Five months later, in April 2000, traditional opposition groups — unions, environmental groups and leftist parties — converged on Washington DC to protest a meeting of the World Bank and International Monetary Fund, both linchpins of the trade globalization movement. D.C. police were determined to avoid a repeat of Seattle, and mainstream protesters squeamish about deviating from the Gandhi-King tradition of passive non-violence obliged them. Protesters were corralled in the streets where between 600 and 1,000 people — including members of the press — were shoved around and eventually arrested. Protest leaders even reportedly coordinated “peaceful arrests” in conjunction with police.

The D.C. protests proved both peaceful and useless. The IMF meetings went off without a hitch. Media analysts dwelled much more on the effectiveness of the cops’ riot-control tactics than they did on the exporting of high-wage jobs, or the working conditions in sweatshops and maquiladoras.
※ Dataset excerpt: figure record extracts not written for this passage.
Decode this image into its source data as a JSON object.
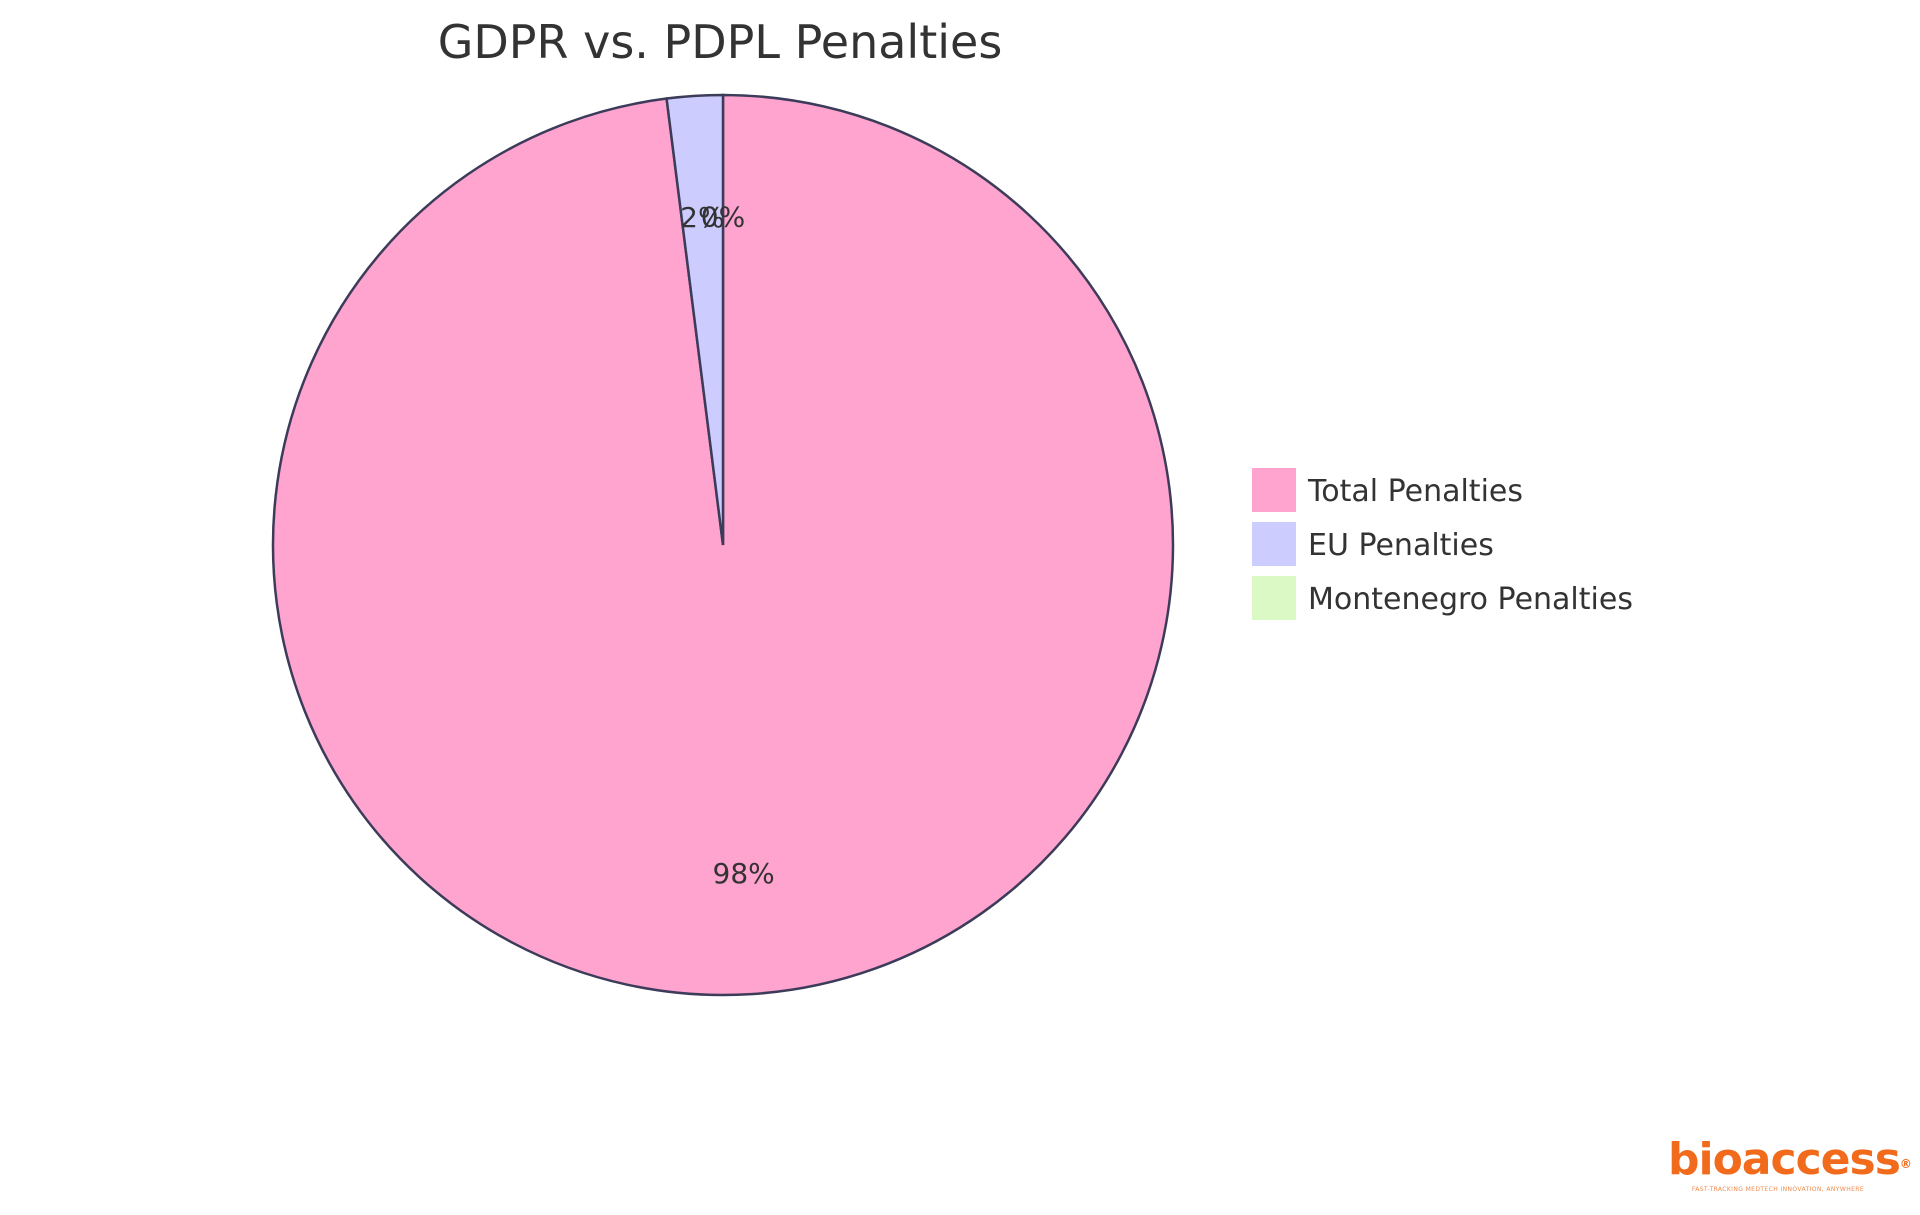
{
  "chart_data": {
    "type": "pie",
    "title": "GDPR vs. PDPL Penalties",
    "slices": [
      {
        "name": "Total Penalties",
        "percent": 98,
        "label": "98%",
        "color": "#ffa3cf"
      },
      {
        "name": "EU Penalties",
        "percent": 2,
        "label": "2%",
        "color": "#cdccff"
      },
      {
        "name": "Montenegro Penalties",
        "percent": 0,
        "label": "0%",
        "color": "#dbf9c4"
      }
    ],
    "legend_position": "right",
    "stroke_color": "#3c3c5a"
  },
  "brand": {
    "name": "bioaccess",
    "registered": "®",
    "tagline": "FAST-TRACKING MEDTECH INNOVATION, ANYWHERE"
  }
}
There were more protests at the Democratic National Convention in Los Angeles. Violence was sparse; so was the television coverage.

There was some violence at the subsequent IMF/World Bank meeting in Prague, but Prague is in the Czech Republic, so Americans didn’t notice. Globalization fell off the political agenda for the remainder of the 2000 election year. Gore and Bush barely mentioned trade except to agree that it was a peachy thing, while the Green Party’s Ralph Nader — who made opposition to NAFTA and the WTO a centerpiece of his campaign — performed more poorly than expected.

Lefties just don’t seem to get this fundamental truth of politics: Not only has there never been a revolution without violence, but there’s never been meaningful social change without violence or at least the threat thereof. Mahatma Gandhi helped get the British out, but India remains as desperately poor and burdened by caste issues as ever. And the civil rights movement’s nonviolent marches took place against a backdrop of urban riots that helped force terrified white politicians to address racial discrimination.

Now we have the Quebec experience to reconfirm what students of history have understood all along. For two days, activists threw rocks and set fires while police used rubber bullets, water cannons, pepper spray and tear gas. Tens of thousands of people demonstrated peacefully while a far smaller group kicked ass. Guess which group garnered more attention for the anti-free-trade cause? “It was very successful for the movement,” noted retired sociologist Sel Burrows of Manitoba. “The wanton destruction was silly… but to bring attention to moderates, you have to have radicals.”

The struggle against free trade is far from over. But the Quebec protesters gave notice to leaders of other cities that they’ll pay a high cost for hosting such gatherings in the future. The anarchokids, with their willingness to break things, put this pressing issue back on the front burner where it belongs.